A media proyección de El dios de la muerte asesina otra vez, mi madre se levanta y me dice que tenemos que ir a los lavabos que hay al fondo de la sala. En realidad esa tarde no hemos entrado al cine para ver una película italiana de asesinatos sino que todo forma parte de un plan. Al otro lado de la pantalla hay un escenario al aire libre y allí están actuando Los payasos de la tele. Gaby, Fofo, Miliki y Fofito. Mi madre sabe (o le han contado) que los lavabos del cine conectan con los del otro espectáculo. Así que para allí vamos. La mujer que cuida de los servicios se interpone en nuestro camino y nos dice que no puede ser. Mi madre entonces le cuenta que casi no tenemos dinero, que no nos podemos pagar la entrada y que me hace mucha ilusión ver a mis ídolos de infancia. Siento vergüenza porque miente. A mí los payasos de la tele no me gustan tanto y lo que mueve a mi madre es el acto de colarse en sí, más allá de quién esté en el escenario. Al final la señora se apiada de nosotros, nos dice que nunca más y nos deja pasar para incorporarnos a la multitud de niños y madres que corean La gallina Turuleta y que responden en éxtasis “¡Bien!” a aquella célebre pregunta que repiten los payasos una y otra vez.

Lo cierto es que no quedaba mucho de actuación y al finalizar, no sé muy bien por qué, me sumo a una pequeña horda de chiquillos que entre gritos asedia primero y conquista después los camerinos de los artistas. Tuvimos a los famosos payasos a un palmo y durante semanas mi madre explicará a las amigas que se trataba de unos señores muy antipáticos y, sobre todo, muy feos.
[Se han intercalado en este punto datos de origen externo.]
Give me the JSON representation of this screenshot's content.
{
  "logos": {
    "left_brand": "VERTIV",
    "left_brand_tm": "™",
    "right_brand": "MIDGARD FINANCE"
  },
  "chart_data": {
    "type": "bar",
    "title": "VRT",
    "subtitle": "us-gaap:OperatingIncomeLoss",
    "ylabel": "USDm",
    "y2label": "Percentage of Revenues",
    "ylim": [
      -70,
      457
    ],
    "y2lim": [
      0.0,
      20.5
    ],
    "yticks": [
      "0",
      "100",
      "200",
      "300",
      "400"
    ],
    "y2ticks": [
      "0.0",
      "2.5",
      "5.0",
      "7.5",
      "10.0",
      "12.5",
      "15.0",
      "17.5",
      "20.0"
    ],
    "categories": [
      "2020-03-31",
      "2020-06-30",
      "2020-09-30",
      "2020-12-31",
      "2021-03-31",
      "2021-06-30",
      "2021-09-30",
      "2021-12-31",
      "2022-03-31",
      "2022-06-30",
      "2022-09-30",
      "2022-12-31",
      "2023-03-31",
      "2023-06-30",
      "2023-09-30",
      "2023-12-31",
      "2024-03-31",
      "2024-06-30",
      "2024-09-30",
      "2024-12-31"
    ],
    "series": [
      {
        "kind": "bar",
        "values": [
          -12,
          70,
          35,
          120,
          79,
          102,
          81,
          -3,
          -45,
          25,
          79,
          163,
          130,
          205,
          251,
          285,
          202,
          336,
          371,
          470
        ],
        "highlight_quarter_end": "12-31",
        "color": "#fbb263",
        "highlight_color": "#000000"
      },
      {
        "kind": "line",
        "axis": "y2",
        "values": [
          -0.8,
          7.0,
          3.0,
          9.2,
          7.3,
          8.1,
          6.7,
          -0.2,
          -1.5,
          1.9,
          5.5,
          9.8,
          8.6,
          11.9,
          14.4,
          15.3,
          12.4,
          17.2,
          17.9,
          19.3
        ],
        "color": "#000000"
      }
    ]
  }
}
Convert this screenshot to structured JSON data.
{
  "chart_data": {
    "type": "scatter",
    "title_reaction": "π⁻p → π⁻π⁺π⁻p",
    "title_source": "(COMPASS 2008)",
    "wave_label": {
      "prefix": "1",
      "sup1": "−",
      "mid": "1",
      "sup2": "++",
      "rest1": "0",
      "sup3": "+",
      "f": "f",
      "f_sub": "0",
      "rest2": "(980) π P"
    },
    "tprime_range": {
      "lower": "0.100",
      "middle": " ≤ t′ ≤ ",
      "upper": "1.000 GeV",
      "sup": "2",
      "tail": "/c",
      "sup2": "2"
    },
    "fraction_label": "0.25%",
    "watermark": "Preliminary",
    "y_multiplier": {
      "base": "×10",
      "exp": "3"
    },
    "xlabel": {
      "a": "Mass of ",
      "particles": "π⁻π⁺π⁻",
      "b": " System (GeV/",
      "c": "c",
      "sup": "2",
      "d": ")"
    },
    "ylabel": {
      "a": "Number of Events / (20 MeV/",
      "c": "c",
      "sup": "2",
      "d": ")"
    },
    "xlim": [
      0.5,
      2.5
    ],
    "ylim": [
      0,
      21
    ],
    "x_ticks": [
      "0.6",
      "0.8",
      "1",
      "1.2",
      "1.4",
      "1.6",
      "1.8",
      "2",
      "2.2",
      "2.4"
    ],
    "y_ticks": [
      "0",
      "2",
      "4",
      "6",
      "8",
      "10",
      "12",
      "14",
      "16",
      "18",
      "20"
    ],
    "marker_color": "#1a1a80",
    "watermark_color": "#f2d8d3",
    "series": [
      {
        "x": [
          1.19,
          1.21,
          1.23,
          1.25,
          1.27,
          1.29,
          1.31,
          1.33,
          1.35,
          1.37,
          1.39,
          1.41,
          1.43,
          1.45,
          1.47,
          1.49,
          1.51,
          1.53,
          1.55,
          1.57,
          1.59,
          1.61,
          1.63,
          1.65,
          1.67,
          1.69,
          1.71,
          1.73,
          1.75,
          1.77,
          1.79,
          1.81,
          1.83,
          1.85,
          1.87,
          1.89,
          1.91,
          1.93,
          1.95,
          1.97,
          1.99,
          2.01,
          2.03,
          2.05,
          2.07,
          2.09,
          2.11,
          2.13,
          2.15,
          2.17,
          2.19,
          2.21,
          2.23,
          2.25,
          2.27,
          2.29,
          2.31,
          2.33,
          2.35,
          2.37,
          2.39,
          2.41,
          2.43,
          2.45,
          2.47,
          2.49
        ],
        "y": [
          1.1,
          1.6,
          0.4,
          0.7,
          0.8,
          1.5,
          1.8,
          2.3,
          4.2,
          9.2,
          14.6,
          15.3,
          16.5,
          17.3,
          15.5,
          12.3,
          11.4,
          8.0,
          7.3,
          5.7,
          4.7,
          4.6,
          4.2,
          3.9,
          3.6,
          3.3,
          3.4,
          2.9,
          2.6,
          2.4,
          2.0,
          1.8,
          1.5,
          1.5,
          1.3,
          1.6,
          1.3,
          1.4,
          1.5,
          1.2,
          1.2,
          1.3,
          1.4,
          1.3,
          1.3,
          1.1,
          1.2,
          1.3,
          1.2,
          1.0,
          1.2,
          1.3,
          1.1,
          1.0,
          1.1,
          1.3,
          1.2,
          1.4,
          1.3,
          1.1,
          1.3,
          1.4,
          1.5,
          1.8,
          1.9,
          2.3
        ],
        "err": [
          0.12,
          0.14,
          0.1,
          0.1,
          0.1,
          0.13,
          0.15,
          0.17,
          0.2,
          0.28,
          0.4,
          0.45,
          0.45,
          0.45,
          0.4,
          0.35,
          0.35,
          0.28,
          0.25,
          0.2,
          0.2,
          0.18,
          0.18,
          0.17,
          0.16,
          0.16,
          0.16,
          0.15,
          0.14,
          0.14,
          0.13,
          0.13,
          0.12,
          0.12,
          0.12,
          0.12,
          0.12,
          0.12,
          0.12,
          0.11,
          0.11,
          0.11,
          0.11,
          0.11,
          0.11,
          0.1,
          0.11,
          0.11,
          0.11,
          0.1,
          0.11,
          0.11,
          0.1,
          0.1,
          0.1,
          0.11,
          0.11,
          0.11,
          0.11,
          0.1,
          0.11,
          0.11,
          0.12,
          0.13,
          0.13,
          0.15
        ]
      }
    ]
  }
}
Ante la invasión, Gaby, Fofo y Miliki se miraron entre ellos y luego miraron a Fofito. “Es cosa tuya”, le dijeron, y luego desaparecieron por una puerta trasera. Así que nos quedamos ahí las madres, los hijos y un Fofito con la mitad del maquillaje y una mueca de asco. De pronto, por alguna razón, clavó su vista en mí. Quizá intuyó de alguna manera que por mi sangre corría el veneno de un escorpión del Garraf y el poder de un mono-rata de Sumatra. Yo le repliqué con mi recién aprendida mirada subjetiva del Dios de la Muerte etrusco y luego le saqué la lengua con burla, por feo y por payaso.